Aspects of ibis ecology such as aquatic association, nomadism, colonial breeding, and shared range with known AIV reservoirs like the mallard duck (Anas platyrhynchos) and ruddy turnstone (Arenaria interpres morinella) may make ibis susceptible to exposure and infection with AIV, but the degree to which they are involved in the annual cycle of AIV is unknown. Experimental infection of adult ibis has revealed that they are susceptible to and can shed multiple AIV subtypes, with an average shedding period of six days, which is comparable to many duck species [14]. However, AIV has not been isolated from any free-living ibis sampled in the winter, spring, or summer across multiple years in Florida [14]. AIV is often difficult to detect when sampling wild bird populations due to the short temporal window for shedding and the seasonal patterns exhibited by some species which affect prevalence and detection [8]. In free-living ibis, a high prevalence of AIV antibodies has been documented (average 70%) [14]. These data indicate that ibises are naturally infected and can shed AIV before seroconverting, though the timing and demographic profile of these infections in the wild and the role of this species in influencing AIV dynamics in their urban and natural habitats are unclear.
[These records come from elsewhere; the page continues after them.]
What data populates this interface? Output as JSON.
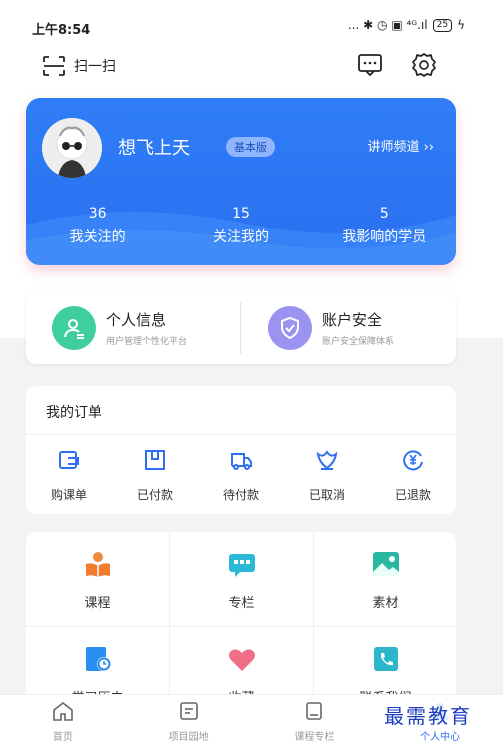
{
  "status_bar": {
    "time": "上午8:54",
    "icons": "... ✱ ◷ ▣ ⁴ᴳ.ıl",
    "battery": "25",
    "bolt": "ϟ"
  },
  "top_bar": {
    "scan_label": "扫一扫"
  },
  "profile": {
    "username": "想飞上天",
    "version": "基本版",
    "lecturer_link": "讲师频道 ››",
    "stats": [
      {
        "num": "36",
        "label": "我关注的"
      },
      {
        "num": "15",
        "label": "关注我的"
      },
      {
        "num": "5",
        "label": "我影响的学员"
      }
    ],
    "colors": {
      "card": "#2f7df6",
      "badge": "#8fb6ff"
    }
  },
  "info": {
    "personal": {
      "title": "个人信息",
      "sub": "用户管理个性化平台"
    },
    "security": {
      "title": "账户安全",
      "sub": "账户安全保障体系"
    }
  },
  "orders": {
    "title": "我的订单",
    "items": [
      {
        "label": "购课单",
        "icon": "cart-icon"
      },
      {
        "label": "已付款",
        "icon": "package-icon"
      },
      {
        "label": "待付款",
        "icon": "truck-icon"
      },
      {
        "label": "已取消",
        "icon": "cancel-icon"
      },
      {
        "label": "已退款",
        "icon": "yen-refund-icon"
      }
    ]
  },
  "grid": {
    "items": [
      {
        "label": "课程",
        "icon": "course-icon"
      },
      {
        "label": "专栏",
        "icon": "column-icon"
      },
      {
        "label": "素材",
        "icon": "material-icon"
      },
      {
        "label": "学习历史",
        "icon": "history-icon"
      },
      {
        "label": "收藏",
        "icon": "heart-icon"
      },
      {
        "label": "联系我们",
        "icon": "phone-icon"
      }
    ]
  },
  "tabs": [
    {
      "label": "首页",
      "icon": "home-icon"
    },
    {
      "label": "项目园地",
      "icon": "project-icon"
    },
    {
      "label": "课程专栏",
      "icon": "course-column-icon"
    },
    {
      "label": "个人中心",
      "icon": "person-icon"
    }
  ],
  "watermark": "最需教育"
}
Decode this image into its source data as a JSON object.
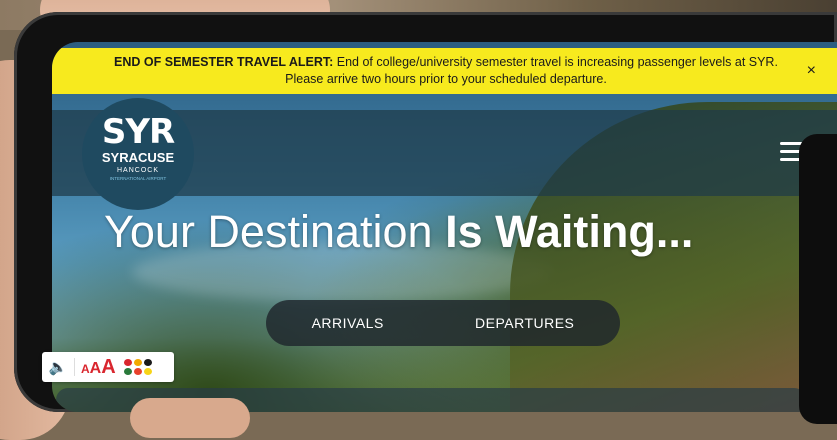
{
  "alert": {
    "title": "END OF SEMESTER TRAVEL ALERT:",
    "message": " End of college/university semester travel is increasing passenger levels at SYR. Please arrive two hours prior to your scheduled departure.",
    "close_label": "×"
  },
  "logo": {
    "syr": "SYR",
    "syracuse": "SYRACUSE",
    "hancock": "HANCOCK",
    "international": "INTERNATIONAL AIRPORT"
  },
  "hero": {
    "title_regular": "Your Destination ",
    "title_bold": "Is Waiting..."
  },
  "flight_toggle": {
    "arrivals": "ARRIVALS",
    "departures": "DEPARTURES"
  },
  "accessibility": {
    "speaker_icon": "speaker-icon",
    "text_size_small": "A",
    "text_size_medium": "A",
    "text_size_large": "A",
    "language_icon": "language-flags-icon"
  },
  "colors": {
    "alert_bg": "#f7ea1e",
    "header_bg": "#1e3a48",
    "accessibility_red": "#d9262e"
  }
}
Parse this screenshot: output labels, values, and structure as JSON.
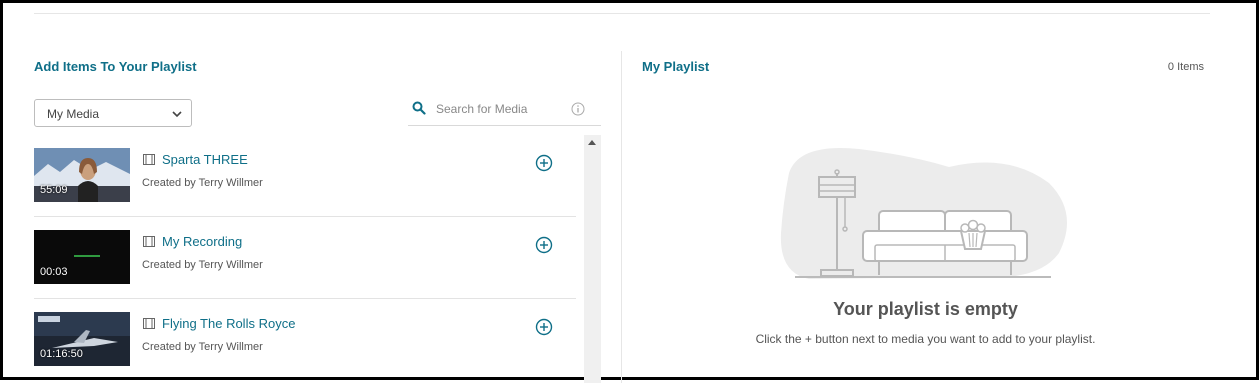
{
  "add_panel": {
    "title": "Add Items To Your Playlist",
    "source_select": {
      "value": "My Media"
    },
    "search": {
      "placeholder": "Search for Media"
    },
    "items": [
      {
        "title": "Sparta THREE",
        "creator": "Created by Terry Willmer",
        "duration": "55:09"
      },
      {
        "title": "My Recording",
        "creator": "Created by Terry Willmer",
        "duration": "00:03"
      },
      {
        "title": "Flying The Rolls Royce",
        "creator": "Created by Terry Willmer",
        "duration": "01:16:50"
      }
    ]
  },
  "playlist_panel": {
    "title": "My Playlist",
    "count": "0 Items",
    "empty_title": "Your playlist is empty",
    "empty_message": "Click the + button next to media you want to add to your playlist."
  },
  "colors": {
    "accent": "#0f6f88",
    "muted_text": "#555555",
    "divider": "#e6e6e6"
  },
  "icons": [
    "chevron-down-icon",
    "search-icon",
    "info-icon",
    "film-icon",
    "add-circle-icon",
    "empty-playlist-illustration"
  ]
}
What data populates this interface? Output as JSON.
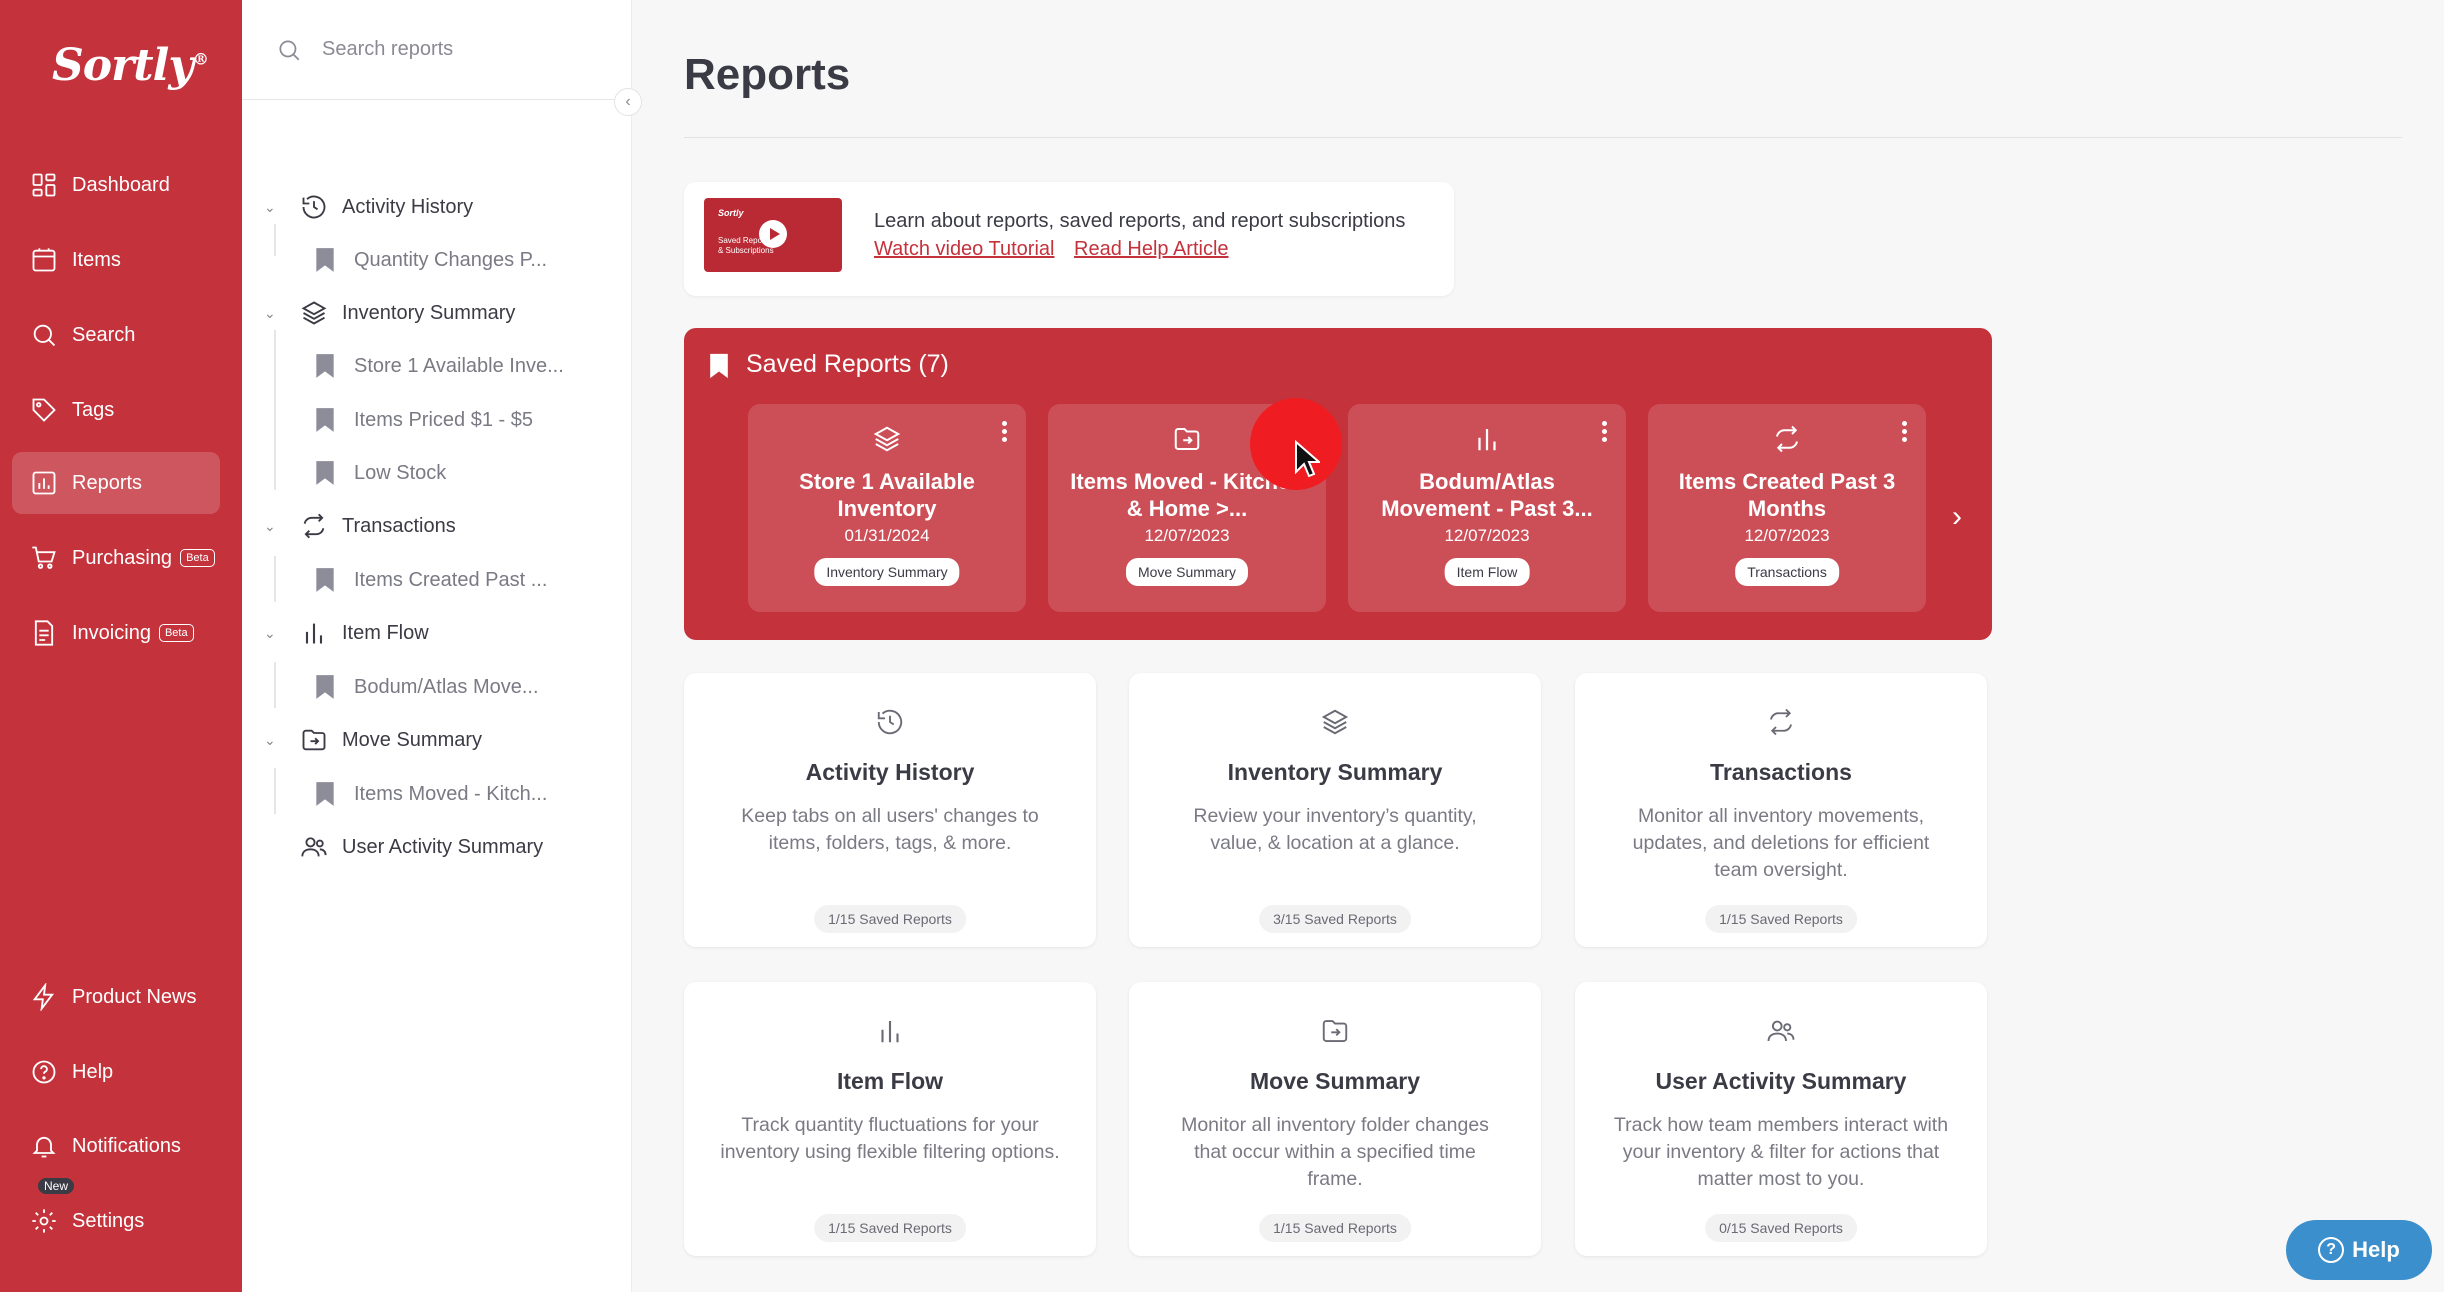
{
  "nav": {
    "logo": "Sortly",
    "logo_mark": "®",
    "items": [
      {
        "label": "Dashboard",
        "icon": "dashboard-icon"
      },
      {
        "label": "Items",
        "icon": "items-icon"
      },
      {
        "label": "Search",
        "icon": "search-icon"
      },
      {
        "label": "Tags",
        "icon": "tag-icon"
      },
      {
        "label": "Reports",
        "icon": "reports-icon",
        "active": true
      },
      {
        "label": "Purchasing",
        "icon": "cart-icon",
        "badge": "Beta"
      },
      {
        "label": "Invoicing",
        "icon": "invoice-icon",
        "badge": "Beta"
      }
    ],
    "bottom": [
      {
        "label": "Product News",
        "icon": "bolt-icon"
      },
      {
        "label": "Help",
        "icon": "help-icon"
      },
      {
        "label": "Notifications",
        "icon": "bell-icon"
      },
      {
        "label": "Settings",
        "icon": "gear-icon",
        "badge": "New"
      }
    ]
  },
  "tree": {
    "search_placeholder": "Search reports",
    "groups": [
      {
        "label": "Activity History",
        "children": [
          "Quantity Changes P..."
        ]
      },
      {
        "label": "Inventory Summary",
        "children": [
          "Store 1 Available Inve...",
          "Items Priced $1 - $5",
          "Low Stock"
        ]
      },
      {
        "label": "Transactions",
        "children": [
          "Items Created Past ..."
        ]
      },
      {
        "label": "Item Flow",
        "children": [
          "Bodum/Atlas Move..."
        ]
      },
      {
        "label": "Move Summary",
        "children": [
          "Items Moved - Kitch..."
        ]
      },
      {
        "label": "User Activity Summary",
        "children": []
      }
    ]
  },
  "main": {
    "title": "Reports",
    "tutorial": {
      "thumb_brand": "Sortly",
      "thumb_caption": "Saved Reports & Subscriptions",
      "text": "Learn about reports, saved reports, and report subscriptions",
      "video_link": "Watch video Tutorial",
      "article_link": "Read Help Article"
    },
    "saved": {
      "title": "Saved Reports (7)",
      "cards": [
        {
          "name": "Store 1 Available Inventory",
          "date": "01/31/2024",
          "tag": "Inventory Summary",
          "icon": "layers-icon"
        },
        {
          "name": "Items Moved - Kitchen & Home >...",
          "date": "12/07/2023",
          "tag": "Move Summary",
          "icon": "move-icon"
        },
        {
          "name": "Bodum/Atlas Movement - Past 3...",
          "date": "12/07/2023",
          "tag": "Item Flow",
          "icon": "bar-chart-icon"
        },
        {
          "name": "Items Created Past 3 Months",
          "date": "12/07/2023",
          "tag": "Transactions",
          "icon": "transactions-icon"
        }
      ]
    },
    "report_types": [
      {
        "name": "Activity History",
        "desc": "Keep tabs on all users' changes to items, folders, tags, & more.",
        "count": "1/15 Saved Reports",
        "icon": "history-icon"
      },
      {
        "name": "Inventory Summary",
        "desc": "Review your inventory’s quantity, value, & location at a glance.",
        "count": "3/15 Saved Reports",
        "icon": "layers-icon"
      },
      {
        "name": "Transactions",
        "desc": "Monitor all inventory movements, updates, and deletions for efficient team oversight.",
        "count": "1/15 Saved Reports",
        "icon": "transactions-icon"
      },
      {
        "name": "Item Flow",
        "desc": "Track quantity fluctuations for your inventory using flexible filtering options.",
        "count": "1/15 Saved Reports",
        "icon": "bar-chart-icon"
      },
      {
        "name": "Move Summary",
        "desc": "Monitor all inventory folder changes that occur within a specified time frame.",
        "count": "1/15 Saved Reports",
        "icon": "move-icon"
      },
      {
        "name": "User Activity Summary",
        "desc": "Track how team members interact with your inventory & filter for actions that matter most to you.",
        "count": "0/15 Saved Reports",
        "icon": "users-icon"
      }
    ],
    "help_button": "Help"
  },
  "colors": {
    "brand": "#c4323c",
    "help": "#3a8fcc",
    "cursor_highlight": "#ef1d22"
  }
}
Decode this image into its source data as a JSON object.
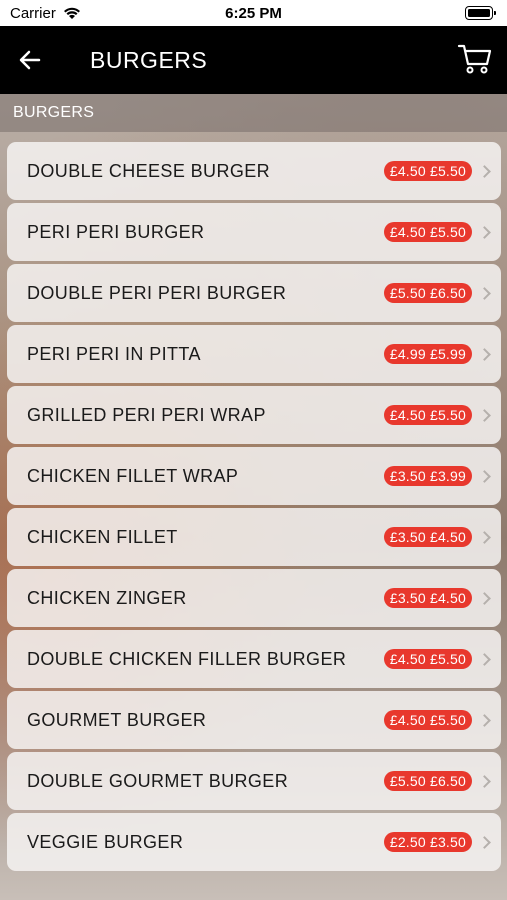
{
  "status_bar": {
    "carrier": "Carrier",
    "time": "6:25 PM"
  },
  "nav": {
    "title": "BURGERS"
  },
  "section": {
    "header": "BURGERS"
  },
  "items": [
    {
      "name": "DOUBLE CHEESE BURGER",
      "price": "£4.50 £5.50"
    },
    {
      "name": "PERI PERI BURGER",
      "price": "£4.50 £5.50"
    },
    {
      "name": "DOUBLE PERI PERI BURGER",
      "price": "£5.50 £6.50"
    },
    {
      "name": "PERI PERI IN PITTA",
      "price": "£4.99 £5.99"
    },
    {
      "name": "GRILLED PERI PERI WRAP",
      "price": "£4.50 £5.50"
    },
    {
      "name": "CHICKEN FILLET WRAP",
      "price": "£3.50 £3.99"
    },
    {
      "name": "CHICKEN FILLET",
      "price": "£3.50 £4.50"
    },
    {
      "name": "CHICKEN ZINGER",
      "price": "£3.50 £4.50"
    },
    {
      "name": "DOUBLE CHICKEN FILLER BURGER",
      "price": "£4.50 £5.50"
    },
    {
      "name": "GOURMET BURGER",
      "price": "£4.50 £5.50"
    },
    {
      "name": "DOUBLE GOURMET BURGER",
      "price": "£5.50 £6.50"
    },
    {
      "name": "VEGGIE BURGER",
      "price": "£2.50 £3.50"
    }
  ],
  "colors": {
    "price_badge": "#e8382d",
    "nav_background": "#000000"
  },
  "icons": {
    "back": "arrow-left-icon",
    "cart": "shopping-cart-icon",
    "wifi": "wifi-icon",
    "battery": "battery-icon",
    "chevron": "chevron-right-icon"
  }
}
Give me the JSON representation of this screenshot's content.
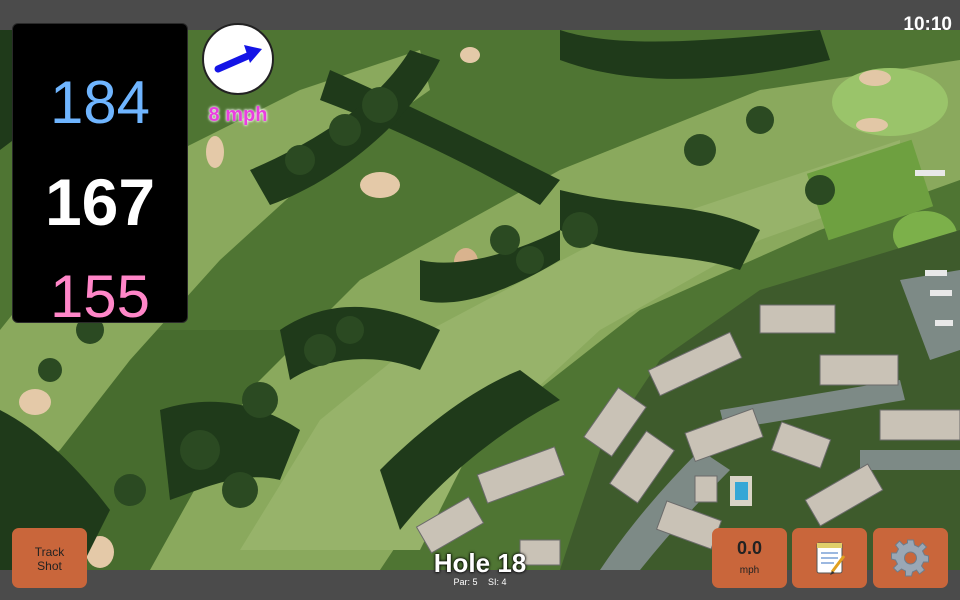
{
  "status_bar": {
    "time": "10:10"
  },
  "distances": {
    "back": "184",
    "middle": "167",
    "front": "155"
  },
  "wind": {
    "icon": "wind-arrow-icon",
    "label": "8 mph"
  },
  "buttons": {
    "track_shot": [
      "Track",
      "Shot"
    ],
    "speed_value": "0.0",
    "speed_unit": "mph",
    "notes_icon": "notepad-icon",
    "settings_icon": "gear-icon"
  },
  "hole": {
    "title": "Hole 18",
    "par": "Par: 5",
    "si": "SI: 4"
  },
  "colors": {
    "back": "#6fb5ff",
    "middle": "#ffffff",
    "front": "#ff86c8",
    "wind": "#ea3fe0",
    "button": "#c9663b"
  }
}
Nestling ibis may be vulnerable to infection due to immune naivety, as has been seen in other wading bird species, including species that share breeding colonies with the ibis. Many of the rarely isolated AIVs from the black crowned night heron (Nycticorax nycticorax) and snowy egret (Egretta thula) have originated from juveniles and nestlings in rookeries [15]. In some aquatic birds, such as mallards and some gull species, nestlings acquire maternal AIV antibodies, which have the potential to reduce AIV susceptibility among this young population, though most studies of wild nestling maternal AIV antibodies have been based on egg yolk antibody detection and thus do not address prevalence and persistence in nestlings [16,17,18]. Determining whether ibis nestlings are infected with AIV, considering the potential age-specific immunological characteristics, is crucial to defining the timeline of AIV infection in this species, which differs from other known reservoirs and may potentially affect vulnerable sympatric birds. Additionally, this information is necessary for detecting the shifts in prevalence that may occur if urban ibis breeding colonies become more common.
The objectives of this study were to determine whether nestling ibises were infected with AIV and whether pathogen dynamics in this age group were influenced by the landscape (urban versus natural) of the breeding colony. Through weekly sampling of ibis nestlings in both urban and natural colonies in South Florida, United States in 2020 and 2021, we detected no AIV in nestlings from either landscape but found a high prevalence of maternal antibodies across sites and years.

2. Materials and Methods

Nestling ibises were sampled in breeding colonies in urban and natural areas. The urban colony was located in Palm Beach County, Florida, the third most populated county in the state, and was made up of three adjacent islands in a water body within a golf community (26.825, −80.149444). Samples were also collected from two natural-area colonies in the Everglades Water Conservation Area 3A and Frances S. Taylor Wildlife Management Area (Alley North: 26.191096, −80.523351; Hidden: 25.776278, −80.840643) in neighboring Broward and Miami-Dade counties (Figure 1).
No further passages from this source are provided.